Глобальные трансформации современности - страница 32
На стадии раннеклассовых обществ формы самореализации индивида были почти всецело предзаданы его местом в системе общественного разделения труда (обычно передававшимся по наследству), связанным с ним статусом и положением в иерархии власти, что в целом и определяло его материальный достаток. На сословно–классовой стадии, благодаря некоторому (в большей или меньшей степени) сужению экономических функций государства при развитии частнособственнических отношений и дальнейшем усложнении всех сфер общественной и культурной жизни, индивидуальное, творчески–деятельное начало в человеке получает возможность более глубокого и полного раскрытия.
Теперь от человека, от его способностей, ловкости и решимости действий в конкретных жизненных коллизиях, в которых он нередко оказывается вопреки своим намерениям, зависит его положение (и возможность самореализации) в обществе. А это, с одной стороны, определяет появление в общественном сознании идеи о самоценности отдельно взятого индивида и его усилий, а с другой — способствует укоренению представления о личностном, не опосредованном формами общественного культа, характере отношений отдельных («избранных») индивидов и высших сакральных сил, определяющих ход мировых событий.
Иерархически соподчиненные ранее компоненты системы «мир богов» — «сакрализованная державность» — «отдельные люди» перегруппировываются и выстраиваются уже не по вертикали (согласно которой отношения конкретных индивидов и богов неизбежно опосредуются государственным культом), а во взаимосвязи и взаимооппозиции друг к другу (по образцу вершин и сторон треугольника). Похоже, что развитие личных форм религиозного мироощущения, прямое обращение верующего (как частного лица) к богам или даже, начиная с древнего Израиля, к единому Богу прямо коррелируется с осознанием обществом оппозиции «человек — власть».
В социально–экономическом плане это соответствует появлению негосударственных форм собственности, в нравственно–идеологическом — признанию за человеком морального права на оппозицию к освященному авторитетом предков общественному мировоззрению (досократики и софисты в Греции; не признававшие святость Вед сторонники «неортодоксальных» учений древней Индии — адживики, чарваки, джайны и буддисты; в известном смысле ранние даосы в Китае; первые поколения зороастрийцев на юге Средней Азии и пр.) и даже выступить с открытым осуждением «власть придержащих» (пророки Израиля и Иудеи).
Такое положение дел стимулирует рост личностного самосознания, обратной стороной которого выступает все возростающее (пока лишь у единиц) ощущение противоположности, даже противостояния индивидуального «Я» окружающей социальной, в значительной мере обезличенной, «огосударствленной» реальности. Отсюда вытекает религиозно–философская проблема личностного бытия–в–мире и человеческого отчуждения. Именно поиски ее решения, со всеми связанными с ней этическими, метафизическими, гносеологическими и прочими вопросами определила сущность той переломной в духовном развитии человечества эпохи, которую К. Ясперс назвал «осевым временем».
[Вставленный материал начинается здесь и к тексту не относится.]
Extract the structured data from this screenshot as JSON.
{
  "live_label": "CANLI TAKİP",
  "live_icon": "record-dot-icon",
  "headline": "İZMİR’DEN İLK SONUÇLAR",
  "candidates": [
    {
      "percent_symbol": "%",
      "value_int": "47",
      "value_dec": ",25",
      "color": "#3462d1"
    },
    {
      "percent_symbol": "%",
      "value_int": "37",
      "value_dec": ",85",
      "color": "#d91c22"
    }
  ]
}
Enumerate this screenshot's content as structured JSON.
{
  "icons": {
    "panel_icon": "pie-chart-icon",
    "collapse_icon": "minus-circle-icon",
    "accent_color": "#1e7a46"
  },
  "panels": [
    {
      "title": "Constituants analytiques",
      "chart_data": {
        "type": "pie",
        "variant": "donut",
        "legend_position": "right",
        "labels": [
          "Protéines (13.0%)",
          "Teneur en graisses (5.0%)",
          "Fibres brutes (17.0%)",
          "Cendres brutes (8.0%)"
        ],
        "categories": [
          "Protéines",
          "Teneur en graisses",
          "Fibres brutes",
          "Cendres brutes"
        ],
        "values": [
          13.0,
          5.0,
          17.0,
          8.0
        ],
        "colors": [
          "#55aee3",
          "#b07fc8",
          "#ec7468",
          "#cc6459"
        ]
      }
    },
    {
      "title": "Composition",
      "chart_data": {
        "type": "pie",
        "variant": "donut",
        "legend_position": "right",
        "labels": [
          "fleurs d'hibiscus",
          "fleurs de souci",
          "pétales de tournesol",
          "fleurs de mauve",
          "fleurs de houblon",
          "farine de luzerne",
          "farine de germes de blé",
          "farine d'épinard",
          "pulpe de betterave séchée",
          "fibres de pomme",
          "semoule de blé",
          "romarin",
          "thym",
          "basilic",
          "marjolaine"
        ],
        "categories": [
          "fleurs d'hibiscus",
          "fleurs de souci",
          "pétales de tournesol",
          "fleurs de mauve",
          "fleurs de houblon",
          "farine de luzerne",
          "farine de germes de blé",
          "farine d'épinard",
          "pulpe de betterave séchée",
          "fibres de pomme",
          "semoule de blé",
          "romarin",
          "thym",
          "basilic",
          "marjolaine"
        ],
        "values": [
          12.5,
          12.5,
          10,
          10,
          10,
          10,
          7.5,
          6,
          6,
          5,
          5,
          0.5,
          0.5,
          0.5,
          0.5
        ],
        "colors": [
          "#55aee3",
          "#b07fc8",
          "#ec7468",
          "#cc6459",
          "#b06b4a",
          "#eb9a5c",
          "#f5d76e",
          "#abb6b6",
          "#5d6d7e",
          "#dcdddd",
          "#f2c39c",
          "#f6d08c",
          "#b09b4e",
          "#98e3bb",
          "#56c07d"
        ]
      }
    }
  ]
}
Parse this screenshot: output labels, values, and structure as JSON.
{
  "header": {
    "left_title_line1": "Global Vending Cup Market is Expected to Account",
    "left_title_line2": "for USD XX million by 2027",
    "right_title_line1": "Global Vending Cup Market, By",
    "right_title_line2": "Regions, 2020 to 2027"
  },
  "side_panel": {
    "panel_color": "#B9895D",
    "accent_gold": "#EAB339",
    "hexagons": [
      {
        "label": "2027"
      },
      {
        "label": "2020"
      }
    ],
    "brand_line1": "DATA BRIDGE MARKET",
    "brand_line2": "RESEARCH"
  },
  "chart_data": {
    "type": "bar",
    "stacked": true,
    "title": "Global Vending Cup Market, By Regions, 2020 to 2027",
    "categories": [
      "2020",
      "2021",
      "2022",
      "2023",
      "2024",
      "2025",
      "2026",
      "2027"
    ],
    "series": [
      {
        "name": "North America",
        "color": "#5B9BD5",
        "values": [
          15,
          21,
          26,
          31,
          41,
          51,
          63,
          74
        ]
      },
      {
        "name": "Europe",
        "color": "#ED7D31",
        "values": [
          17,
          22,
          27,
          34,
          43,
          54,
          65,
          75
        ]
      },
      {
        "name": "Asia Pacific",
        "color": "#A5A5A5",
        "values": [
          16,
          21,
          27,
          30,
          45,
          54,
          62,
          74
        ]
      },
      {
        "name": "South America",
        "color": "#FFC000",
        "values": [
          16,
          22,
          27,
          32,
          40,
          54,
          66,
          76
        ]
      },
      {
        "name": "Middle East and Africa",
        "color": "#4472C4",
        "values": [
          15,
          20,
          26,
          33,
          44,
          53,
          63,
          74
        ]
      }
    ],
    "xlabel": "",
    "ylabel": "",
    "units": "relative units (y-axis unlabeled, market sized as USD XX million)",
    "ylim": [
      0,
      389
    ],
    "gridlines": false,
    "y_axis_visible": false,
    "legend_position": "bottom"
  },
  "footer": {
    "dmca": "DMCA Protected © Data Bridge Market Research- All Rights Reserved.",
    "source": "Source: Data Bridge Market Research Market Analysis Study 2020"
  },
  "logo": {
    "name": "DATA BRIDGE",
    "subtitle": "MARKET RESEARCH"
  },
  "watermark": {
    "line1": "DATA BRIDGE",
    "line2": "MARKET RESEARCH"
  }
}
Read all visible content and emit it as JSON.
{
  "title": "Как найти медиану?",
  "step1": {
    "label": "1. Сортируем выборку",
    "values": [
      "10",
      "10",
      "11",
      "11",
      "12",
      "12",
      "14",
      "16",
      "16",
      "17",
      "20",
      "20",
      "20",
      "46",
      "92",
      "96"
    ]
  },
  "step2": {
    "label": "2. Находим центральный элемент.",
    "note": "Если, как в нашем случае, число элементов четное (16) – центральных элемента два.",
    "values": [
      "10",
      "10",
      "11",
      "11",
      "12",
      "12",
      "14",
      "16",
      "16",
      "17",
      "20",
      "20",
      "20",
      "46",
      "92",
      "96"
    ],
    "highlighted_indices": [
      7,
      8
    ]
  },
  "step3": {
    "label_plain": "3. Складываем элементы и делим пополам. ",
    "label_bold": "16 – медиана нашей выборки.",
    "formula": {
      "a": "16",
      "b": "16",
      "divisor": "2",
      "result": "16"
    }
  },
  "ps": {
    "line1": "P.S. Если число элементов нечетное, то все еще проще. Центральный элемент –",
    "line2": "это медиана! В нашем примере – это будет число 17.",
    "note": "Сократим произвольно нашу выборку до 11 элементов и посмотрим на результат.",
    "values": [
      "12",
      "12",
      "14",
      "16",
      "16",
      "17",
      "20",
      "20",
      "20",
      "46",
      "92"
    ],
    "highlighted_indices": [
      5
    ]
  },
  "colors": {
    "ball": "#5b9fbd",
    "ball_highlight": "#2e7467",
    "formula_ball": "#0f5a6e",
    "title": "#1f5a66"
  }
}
Под «осевым временем» К. Ясперс понимал период между VIII и III вв. до н. э., когда в разных частях Старого Света практически одновременно действовали греческие философы, иудейские пророки, проповедники зороастризма в Иране, основоположники важнейших религиозно–философских течений Индии и Китая. Конкретный человек, личность была осмыслена ими в качестве самоценного, сопричастного сущностным основам бытия (Бога, Брахмы, Дао и пр.) начала как субъект, несущий личную отвественность за свои помыслы, слова и деяния перед неким персонифицированным (иудаизм, зороастризм) или деперсонифицированным (буддизм, веданта, даосизм) духовным Абсолютом40. В этом смысле ясперсовское «осевое время» является по сути тем этапом развития человеческого духа, на котором личность впервые осознает себя самоценным субъектом культурно–исторического творчества, противопоставляя себя внешнему миру социальной реальности и государственной власти.
В общественном сознании появляется антитеза «пророк и власть», «поэт и власть» или «мудрец (отшельник) и власть», что, особенно в контексте античной культуры, дополняется противопоставлением мудреца, прорицателя или поэта невежественной, неустойчивой в своих симпатиях и антипатиях толпе (Пифагор и италийские греки, Анаксагор, Протагор или, особенно, Сократ и афиняне и пр.).